Saturday, October 07, 2006


It is a GORGEOUS day, and I have already been to the UCI farmer's market where I purchased a dozen organic brown eggs; a loaf of whole wheat Irish bread (don't ask me what makes it Irish, I don't know) which the gentleman said was good for sandwiches -- not as good as the regular Irish bread, but better for you; two pounds of the most beautiful, adorably tiny, and sinfully sweet green raisin grapes I have ever tasted; a little bundle of toothpick-thin late-season asparagus; two yellow squash; an ENORMOUS zucchini; and a very adorably petite butternut squash which, the nice lady with the baby on her hip told me, was picked yesterday.

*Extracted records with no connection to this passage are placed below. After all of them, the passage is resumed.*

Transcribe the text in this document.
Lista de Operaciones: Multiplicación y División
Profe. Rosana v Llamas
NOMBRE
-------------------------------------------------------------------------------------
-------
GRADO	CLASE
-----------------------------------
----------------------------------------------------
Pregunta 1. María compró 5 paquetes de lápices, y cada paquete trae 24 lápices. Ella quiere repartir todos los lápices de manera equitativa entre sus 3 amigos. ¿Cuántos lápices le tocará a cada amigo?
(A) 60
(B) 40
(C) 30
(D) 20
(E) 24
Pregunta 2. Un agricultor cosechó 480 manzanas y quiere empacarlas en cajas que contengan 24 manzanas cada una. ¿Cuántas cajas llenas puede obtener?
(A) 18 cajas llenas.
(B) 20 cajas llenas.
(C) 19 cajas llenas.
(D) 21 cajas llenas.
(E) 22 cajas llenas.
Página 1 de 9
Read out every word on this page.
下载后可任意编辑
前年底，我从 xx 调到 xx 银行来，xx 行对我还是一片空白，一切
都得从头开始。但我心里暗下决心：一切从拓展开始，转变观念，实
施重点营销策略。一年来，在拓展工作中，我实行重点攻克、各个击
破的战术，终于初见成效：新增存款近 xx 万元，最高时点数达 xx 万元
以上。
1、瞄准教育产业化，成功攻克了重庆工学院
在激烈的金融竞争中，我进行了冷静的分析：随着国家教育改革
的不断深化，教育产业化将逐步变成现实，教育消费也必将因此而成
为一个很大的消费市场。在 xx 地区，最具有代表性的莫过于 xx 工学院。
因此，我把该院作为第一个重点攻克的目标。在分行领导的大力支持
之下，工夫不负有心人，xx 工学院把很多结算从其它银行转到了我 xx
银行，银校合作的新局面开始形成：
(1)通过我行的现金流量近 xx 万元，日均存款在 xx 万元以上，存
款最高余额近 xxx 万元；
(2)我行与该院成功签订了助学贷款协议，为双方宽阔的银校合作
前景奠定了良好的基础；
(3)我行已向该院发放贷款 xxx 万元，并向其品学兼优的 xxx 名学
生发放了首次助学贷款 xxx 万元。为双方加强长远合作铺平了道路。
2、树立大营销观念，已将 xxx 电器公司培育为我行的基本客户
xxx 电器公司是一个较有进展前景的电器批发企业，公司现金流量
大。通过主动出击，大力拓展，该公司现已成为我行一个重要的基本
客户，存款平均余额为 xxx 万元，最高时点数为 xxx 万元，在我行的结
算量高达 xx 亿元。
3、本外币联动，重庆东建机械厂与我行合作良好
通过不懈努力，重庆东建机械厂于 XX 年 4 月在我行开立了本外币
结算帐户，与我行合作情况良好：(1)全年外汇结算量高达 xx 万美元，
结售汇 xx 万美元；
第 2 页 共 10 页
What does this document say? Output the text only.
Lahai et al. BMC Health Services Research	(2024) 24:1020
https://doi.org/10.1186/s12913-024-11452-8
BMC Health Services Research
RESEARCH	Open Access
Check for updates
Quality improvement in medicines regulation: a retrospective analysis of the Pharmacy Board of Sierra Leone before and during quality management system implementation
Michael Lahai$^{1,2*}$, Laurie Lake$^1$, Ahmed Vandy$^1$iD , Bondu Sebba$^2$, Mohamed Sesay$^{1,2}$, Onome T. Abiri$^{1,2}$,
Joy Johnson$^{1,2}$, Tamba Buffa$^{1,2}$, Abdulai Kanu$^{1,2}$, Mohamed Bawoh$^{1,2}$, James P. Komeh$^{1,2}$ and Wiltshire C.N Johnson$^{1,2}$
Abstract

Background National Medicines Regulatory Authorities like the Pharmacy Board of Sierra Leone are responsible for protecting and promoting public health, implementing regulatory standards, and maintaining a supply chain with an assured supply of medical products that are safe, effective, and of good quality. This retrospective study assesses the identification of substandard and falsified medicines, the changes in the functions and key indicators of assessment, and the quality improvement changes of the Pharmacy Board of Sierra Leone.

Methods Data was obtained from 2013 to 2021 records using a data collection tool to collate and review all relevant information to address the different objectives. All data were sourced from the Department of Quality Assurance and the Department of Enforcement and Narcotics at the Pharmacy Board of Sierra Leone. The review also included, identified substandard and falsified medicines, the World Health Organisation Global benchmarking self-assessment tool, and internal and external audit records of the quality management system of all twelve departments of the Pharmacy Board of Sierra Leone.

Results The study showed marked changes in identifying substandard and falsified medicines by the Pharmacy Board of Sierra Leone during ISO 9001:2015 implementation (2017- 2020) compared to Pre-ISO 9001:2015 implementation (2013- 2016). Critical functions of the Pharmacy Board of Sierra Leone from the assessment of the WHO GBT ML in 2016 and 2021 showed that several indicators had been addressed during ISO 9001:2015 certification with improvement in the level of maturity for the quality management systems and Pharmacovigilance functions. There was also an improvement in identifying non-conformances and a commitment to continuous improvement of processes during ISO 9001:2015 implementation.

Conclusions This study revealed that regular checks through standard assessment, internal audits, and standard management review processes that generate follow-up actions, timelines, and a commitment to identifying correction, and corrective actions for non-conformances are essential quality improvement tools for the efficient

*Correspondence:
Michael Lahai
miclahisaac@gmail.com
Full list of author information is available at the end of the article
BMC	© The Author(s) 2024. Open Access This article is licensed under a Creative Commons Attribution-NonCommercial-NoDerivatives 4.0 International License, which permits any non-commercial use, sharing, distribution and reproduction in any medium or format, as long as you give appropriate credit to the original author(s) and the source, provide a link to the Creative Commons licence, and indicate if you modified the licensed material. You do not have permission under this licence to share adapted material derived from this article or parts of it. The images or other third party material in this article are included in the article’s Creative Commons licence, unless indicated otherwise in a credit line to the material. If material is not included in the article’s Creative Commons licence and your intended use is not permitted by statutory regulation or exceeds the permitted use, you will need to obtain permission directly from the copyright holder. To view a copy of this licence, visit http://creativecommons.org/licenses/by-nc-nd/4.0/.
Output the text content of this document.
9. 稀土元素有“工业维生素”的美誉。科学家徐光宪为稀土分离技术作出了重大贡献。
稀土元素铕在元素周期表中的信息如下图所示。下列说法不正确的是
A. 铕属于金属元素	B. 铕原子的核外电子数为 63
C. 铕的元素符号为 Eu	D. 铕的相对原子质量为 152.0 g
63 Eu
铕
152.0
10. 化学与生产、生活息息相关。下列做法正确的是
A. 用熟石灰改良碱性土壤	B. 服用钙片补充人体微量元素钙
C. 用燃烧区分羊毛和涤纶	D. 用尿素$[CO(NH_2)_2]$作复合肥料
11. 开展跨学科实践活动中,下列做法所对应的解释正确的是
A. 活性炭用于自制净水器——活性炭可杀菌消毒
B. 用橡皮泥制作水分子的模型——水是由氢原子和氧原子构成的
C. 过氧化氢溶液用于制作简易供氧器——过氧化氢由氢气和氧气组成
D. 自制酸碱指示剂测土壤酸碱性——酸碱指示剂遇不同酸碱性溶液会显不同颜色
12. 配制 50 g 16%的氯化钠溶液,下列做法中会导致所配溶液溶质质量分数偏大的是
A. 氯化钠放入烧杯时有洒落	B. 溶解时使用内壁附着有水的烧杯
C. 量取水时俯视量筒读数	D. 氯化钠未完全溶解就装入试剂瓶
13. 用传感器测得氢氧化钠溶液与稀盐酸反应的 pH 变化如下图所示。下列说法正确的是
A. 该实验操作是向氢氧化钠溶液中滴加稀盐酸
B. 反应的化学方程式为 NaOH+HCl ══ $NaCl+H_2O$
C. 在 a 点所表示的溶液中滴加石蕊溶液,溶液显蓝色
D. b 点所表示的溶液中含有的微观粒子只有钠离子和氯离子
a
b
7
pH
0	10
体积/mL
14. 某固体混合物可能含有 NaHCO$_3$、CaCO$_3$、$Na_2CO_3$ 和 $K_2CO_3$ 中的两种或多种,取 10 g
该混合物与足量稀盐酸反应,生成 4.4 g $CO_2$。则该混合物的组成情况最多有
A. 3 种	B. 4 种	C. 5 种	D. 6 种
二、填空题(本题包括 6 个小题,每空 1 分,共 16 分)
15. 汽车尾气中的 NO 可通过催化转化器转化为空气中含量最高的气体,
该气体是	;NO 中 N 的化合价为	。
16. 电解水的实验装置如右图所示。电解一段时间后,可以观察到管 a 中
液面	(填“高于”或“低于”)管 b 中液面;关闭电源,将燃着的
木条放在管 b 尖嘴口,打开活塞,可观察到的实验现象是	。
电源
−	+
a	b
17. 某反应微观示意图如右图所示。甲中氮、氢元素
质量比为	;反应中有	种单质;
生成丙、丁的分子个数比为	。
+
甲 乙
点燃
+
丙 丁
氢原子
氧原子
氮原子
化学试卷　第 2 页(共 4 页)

I may be very excited about this. I think I am going to make a vegetable omlete for lunch.


Several people requested the recipe for the Spicy Pumpkin Cake I took to critique group on Thursday (and which subsequently ended up splattered all over the front seat of my car) and so I deliver.

Spicy Pumpkin Cake with Chocolate Chunks
From the Kraft "Food & Family" Fall 2006 magazine:

1 pkg. (2-layer size) spice cake mix
1 pkg. (8 oz.) cream cheese, softened, divided
1 cup canned pumpkin
1 tsp ground cinnamon
1/2 tsp ground ginger
6 squares semi-sweet baking chocolate, coarsely chopped
1/2 cup thawed Cool Whip
2 Tbsp sugar

Preheat oven to 350 degrees F. Prepare cake mix as directed on package, reducing water to 1/2 cup and increasing oil to 1/2 cup. Add half of the cream cheese, the pumpkin, cinnamon and ginger. Beat on medium speed until well blended. Stir in chopped chocolate. Pour into greased 12-cup fluted tube pan or 10-inch tube pan.

Bake 40 to 45 minutes or until toothpick inserted in center comes out clean. Cool 10 minutes. Remove from pan; cool completely on wire rack.

Mix remaining cream cheese, whipped topping, and sugar until well blended. Spread on top of cooled cake. Cut into 16 slices.

Lacy's Additional Notes:
I made this cake almost exactly as directed, except that I substituted 1/3 less fat cream cheese and fat free Cool Whip. I baked the cake for more than an hour, and it still came out rather more gooey than I would have liked.

Making it a second time, I might reduce the oil to the 1/3 cup called for on the cake mix box. I imagine you could reduce it even more if you added the entire can of pumpkin puree. Also, I think that using egg beaters instead of the regular eggs (called for on the cake mix, and not listed in this recipe) would have worked just as well. Also, it would have been just as good (maybe better) without the chocolate. I like the combination of dark chocolate and pumpkin, but this cake was already so dense, I think it could have done without the added richness.

The recipe also notes that you can use yellow cake mix in place of the spice cake mix if you prefer, but I thought the spice cake mix gave it a lovely pumpkin pie-type flavor.